While the impact of the tariffs would be felt across various sectors of the U.S. economy, agriculture would be hit especially hard. The net income of farmers would decline by 6.7 percent, and 67,000 agriculture jobs would be lost. And the hit to farmers would more than double if the tariffs expanded to an additional $100 billion of products. Farmer income would drop by 15 percent, and jobs in the sector would decline by 181,000.

The study also details the employment impact of tariffs at the state level. The ten states that would suffer the highest job losses are California, Texas, Florida, Washington, New York, Georgia, Missouri, Pennsylvania, North Carolina and Ohio.
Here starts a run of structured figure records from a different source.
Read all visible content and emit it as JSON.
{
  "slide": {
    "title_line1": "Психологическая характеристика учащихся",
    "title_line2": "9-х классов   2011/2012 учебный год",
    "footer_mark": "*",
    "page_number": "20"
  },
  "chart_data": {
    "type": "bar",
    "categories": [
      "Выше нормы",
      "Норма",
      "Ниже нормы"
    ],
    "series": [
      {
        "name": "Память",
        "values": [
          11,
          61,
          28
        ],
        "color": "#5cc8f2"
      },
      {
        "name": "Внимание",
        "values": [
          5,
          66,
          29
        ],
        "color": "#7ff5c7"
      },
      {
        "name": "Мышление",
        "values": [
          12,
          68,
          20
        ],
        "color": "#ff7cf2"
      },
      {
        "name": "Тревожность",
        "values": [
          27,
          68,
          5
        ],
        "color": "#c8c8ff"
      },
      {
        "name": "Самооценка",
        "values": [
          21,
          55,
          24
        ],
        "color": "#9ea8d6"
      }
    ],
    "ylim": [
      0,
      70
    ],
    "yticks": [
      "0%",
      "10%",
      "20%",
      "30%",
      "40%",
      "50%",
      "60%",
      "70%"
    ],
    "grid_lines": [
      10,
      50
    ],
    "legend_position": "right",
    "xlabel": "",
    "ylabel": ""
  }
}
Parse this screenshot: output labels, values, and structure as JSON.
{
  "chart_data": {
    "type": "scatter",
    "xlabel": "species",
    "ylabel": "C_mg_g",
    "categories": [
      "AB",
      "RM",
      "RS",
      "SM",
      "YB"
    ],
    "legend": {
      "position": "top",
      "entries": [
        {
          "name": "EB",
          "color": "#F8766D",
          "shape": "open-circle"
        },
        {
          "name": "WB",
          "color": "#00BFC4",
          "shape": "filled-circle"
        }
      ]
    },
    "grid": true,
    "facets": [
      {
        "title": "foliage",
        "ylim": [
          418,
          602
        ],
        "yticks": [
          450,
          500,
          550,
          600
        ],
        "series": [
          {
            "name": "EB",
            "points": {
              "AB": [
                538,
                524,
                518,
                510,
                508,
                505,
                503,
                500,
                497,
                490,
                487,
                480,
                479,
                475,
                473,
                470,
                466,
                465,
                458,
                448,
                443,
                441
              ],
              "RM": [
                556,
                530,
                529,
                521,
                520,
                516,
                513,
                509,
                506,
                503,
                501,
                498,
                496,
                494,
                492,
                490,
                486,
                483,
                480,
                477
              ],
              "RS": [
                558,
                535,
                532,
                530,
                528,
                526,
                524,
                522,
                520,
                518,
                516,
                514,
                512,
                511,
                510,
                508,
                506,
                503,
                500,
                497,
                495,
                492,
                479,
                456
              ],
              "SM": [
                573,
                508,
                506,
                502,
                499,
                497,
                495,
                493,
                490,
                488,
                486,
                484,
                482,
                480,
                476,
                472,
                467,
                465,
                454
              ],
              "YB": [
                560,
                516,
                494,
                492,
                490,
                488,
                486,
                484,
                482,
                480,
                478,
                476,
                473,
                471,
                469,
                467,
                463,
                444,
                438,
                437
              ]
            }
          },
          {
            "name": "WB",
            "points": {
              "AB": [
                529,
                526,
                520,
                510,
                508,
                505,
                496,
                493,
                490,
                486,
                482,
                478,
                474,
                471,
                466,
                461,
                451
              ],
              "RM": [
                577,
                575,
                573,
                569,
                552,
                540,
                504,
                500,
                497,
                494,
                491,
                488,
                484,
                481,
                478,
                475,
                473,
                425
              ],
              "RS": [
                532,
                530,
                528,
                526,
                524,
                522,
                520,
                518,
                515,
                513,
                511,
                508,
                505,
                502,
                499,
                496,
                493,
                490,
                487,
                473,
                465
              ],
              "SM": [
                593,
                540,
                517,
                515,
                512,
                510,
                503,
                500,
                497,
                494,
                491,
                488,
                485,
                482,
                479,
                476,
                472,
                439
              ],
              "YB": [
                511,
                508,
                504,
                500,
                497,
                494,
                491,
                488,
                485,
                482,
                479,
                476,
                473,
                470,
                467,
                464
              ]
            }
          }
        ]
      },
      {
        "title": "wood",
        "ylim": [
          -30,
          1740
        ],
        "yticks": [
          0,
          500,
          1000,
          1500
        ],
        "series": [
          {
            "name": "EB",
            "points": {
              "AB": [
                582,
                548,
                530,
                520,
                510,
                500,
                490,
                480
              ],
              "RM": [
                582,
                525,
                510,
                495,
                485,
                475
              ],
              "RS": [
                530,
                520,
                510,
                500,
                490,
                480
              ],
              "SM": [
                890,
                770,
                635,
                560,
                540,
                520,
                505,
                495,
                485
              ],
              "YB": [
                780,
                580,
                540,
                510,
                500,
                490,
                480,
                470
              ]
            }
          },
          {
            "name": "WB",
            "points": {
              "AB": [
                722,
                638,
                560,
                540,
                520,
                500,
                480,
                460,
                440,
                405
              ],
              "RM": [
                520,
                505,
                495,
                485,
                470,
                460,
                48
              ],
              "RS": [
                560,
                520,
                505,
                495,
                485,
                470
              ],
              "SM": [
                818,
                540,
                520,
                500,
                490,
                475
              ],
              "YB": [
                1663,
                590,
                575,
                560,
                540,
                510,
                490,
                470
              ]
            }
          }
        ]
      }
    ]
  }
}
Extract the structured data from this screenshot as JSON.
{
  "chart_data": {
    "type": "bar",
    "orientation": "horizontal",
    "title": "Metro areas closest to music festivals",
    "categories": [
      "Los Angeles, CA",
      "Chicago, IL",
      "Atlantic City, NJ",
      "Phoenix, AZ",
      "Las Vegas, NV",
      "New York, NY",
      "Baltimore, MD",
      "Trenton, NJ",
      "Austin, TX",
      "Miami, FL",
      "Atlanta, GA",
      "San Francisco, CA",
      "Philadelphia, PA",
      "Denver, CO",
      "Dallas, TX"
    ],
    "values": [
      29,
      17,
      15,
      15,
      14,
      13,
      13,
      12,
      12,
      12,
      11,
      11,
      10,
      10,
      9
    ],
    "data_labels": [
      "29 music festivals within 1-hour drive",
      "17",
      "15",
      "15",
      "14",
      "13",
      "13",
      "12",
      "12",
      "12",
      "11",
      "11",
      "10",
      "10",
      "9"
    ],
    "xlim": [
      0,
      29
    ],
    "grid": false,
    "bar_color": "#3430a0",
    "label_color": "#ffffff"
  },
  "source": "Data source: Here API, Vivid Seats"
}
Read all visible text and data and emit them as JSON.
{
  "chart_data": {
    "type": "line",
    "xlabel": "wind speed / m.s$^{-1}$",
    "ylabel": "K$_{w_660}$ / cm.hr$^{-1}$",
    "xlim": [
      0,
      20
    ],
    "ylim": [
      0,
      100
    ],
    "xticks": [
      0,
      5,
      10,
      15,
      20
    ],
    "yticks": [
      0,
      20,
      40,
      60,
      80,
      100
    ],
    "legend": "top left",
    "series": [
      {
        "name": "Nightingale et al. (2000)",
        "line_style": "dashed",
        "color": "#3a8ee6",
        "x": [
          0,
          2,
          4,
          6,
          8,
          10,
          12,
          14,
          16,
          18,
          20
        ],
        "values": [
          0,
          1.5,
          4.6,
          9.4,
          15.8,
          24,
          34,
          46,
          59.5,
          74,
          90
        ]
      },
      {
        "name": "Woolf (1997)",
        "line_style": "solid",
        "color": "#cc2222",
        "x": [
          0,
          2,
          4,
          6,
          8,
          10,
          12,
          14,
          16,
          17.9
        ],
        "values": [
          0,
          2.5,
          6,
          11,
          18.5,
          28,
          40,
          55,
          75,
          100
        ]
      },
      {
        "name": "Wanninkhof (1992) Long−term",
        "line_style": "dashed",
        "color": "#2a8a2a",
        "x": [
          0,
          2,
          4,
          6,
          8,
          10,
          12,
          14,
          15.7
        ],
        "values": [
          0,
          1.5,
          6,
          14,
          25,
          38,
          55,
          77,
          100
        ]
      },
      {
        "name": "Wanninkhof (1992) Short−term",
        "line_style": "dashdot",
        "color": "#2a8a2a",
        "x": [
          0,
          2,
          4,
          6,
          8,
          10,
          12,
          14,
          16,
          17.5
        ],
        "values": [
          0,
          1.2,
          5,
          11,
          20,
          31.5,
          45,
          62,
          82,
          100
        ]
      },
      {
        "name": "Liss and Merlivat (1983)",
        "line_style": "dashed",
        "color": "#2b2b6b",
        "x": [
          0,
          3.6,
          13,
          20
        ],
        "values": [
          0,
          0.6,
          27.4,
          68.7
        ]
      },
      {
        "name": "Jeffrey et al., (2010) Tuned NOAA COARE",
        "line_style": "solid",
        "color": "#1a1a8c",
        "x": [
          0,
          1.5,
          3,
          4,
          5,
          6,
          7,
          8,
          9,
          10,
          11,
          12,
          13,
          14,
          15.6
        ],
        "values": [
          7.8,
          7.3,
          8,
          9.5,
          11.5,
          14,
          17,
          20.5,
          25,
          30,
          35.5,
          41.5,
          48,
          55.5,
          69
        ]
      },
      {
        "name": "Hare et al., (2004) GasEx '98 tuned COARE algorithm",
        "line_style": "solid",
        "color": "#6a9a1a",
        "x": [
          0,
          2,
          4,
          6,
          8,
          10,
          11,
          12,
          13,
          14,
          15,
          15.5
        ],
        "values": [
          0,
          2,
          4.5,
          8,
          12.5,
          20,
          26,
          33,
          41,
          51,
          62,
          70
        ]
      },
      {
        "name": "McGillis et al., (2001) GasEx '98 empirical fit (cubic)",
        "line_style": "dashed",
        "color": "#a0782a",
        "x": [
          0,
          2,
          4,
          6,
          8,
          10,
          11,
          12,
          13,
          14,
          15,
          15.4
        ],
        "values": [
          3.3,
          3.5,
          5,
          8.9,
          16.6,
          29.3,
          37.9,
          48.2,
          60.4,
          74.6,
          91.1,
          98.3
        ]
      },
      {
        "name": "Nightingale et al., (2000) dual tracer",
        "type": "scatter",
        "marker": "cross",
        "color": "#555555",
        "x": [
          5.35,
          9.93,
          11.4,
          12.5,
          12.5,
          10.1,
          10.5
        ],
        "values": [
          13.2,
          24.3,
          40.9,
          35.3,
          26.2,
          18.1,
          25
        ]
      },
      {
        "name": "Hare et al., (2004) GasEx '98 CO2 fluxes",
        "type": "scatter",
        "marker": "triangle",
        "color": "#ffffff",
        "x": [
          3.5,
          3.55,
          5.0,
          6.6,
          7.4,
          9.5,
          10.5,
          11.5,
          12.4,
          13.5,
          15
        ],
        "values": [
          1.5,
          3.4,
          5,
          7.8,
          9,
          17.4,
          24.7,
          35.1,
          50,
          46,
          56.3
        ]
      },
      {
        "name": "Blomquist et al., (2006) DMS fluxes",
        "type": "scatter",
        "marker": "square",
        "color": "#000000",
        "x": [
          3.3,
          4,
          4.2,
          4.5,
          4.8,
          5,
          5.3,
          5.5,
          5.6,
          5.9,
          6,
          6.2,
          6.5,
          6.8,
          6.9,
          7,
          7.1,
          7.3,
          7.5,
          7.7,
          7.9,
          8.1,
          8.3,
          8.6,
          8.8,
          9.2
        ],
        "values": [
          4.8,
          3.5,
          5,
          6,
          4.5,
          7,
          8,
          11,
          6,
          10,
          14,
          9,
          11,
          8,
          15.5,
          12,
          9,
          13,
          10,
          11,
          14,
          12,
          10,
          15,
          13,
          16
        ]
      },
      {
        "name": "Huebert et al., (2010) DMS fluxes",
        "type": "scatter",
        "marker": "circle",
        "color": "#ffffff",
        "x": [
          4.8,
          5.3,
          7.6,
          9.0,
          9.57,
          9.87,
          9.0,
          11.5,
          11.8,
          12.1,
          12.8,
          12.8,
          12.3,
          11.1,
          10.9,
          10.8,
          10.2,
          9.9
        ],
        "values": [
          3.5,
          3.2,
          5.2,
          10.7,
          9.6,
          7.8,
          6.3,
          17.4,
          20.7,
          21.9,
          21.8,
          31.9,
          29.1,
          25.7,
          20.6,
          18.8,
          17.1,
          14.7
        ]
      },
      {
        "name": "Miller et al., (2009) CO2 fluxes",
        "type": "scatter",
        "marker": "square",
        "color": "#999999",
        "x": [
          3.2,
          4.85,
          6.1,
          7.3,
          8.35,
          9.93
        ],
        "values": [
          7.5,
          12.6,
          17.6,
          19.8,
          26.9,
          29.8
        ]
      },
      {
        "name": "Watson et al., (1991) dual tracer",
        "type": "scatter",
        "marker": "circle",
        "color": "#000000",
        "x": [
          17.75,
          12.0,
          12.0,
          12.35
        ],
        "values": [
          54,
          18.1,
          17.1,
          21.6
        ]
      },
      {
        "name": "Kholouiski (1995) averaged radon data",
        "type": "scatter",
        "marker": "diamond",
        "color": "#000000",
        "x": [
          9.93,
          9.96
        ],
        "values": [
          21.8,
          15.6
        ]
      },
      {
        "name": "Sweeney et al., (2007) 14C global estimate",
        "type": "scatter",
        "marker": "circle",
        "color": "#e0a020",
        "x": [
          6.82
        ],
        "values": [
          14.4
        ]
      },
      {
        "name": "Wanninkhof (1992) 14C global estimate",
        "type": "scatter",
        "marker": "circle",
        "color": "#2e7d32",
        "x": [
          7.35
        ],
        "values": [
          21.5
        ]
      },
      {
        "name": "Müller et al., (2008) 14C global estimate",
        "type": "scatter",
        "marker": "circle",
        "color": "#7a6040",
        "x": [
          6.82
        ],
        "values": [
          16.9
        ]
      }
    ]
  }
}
The California Apple Commission has already voiced its concern about the impact of China's new 15 percent retaliatory tariffs on U.S. apples, saying it might create over-supply domestically. The states most impacted by the tariff which took effect on April 2 are Washington, California and Michigan. California doesn't directly ship apples to the Chinese mainland, but reduced export rates of other apple producing states could potentially put pressure on the domestic market and push down prices as a result, said Alexander Ott, executive director.

A recent NRF and CTA study examined the consumer impact of proposed tariffs on television sets and other products from China. The study found that a TV made in China that costs American consumers $250 today would cost $308 after the tariffs are applied, an increase of 23 percent.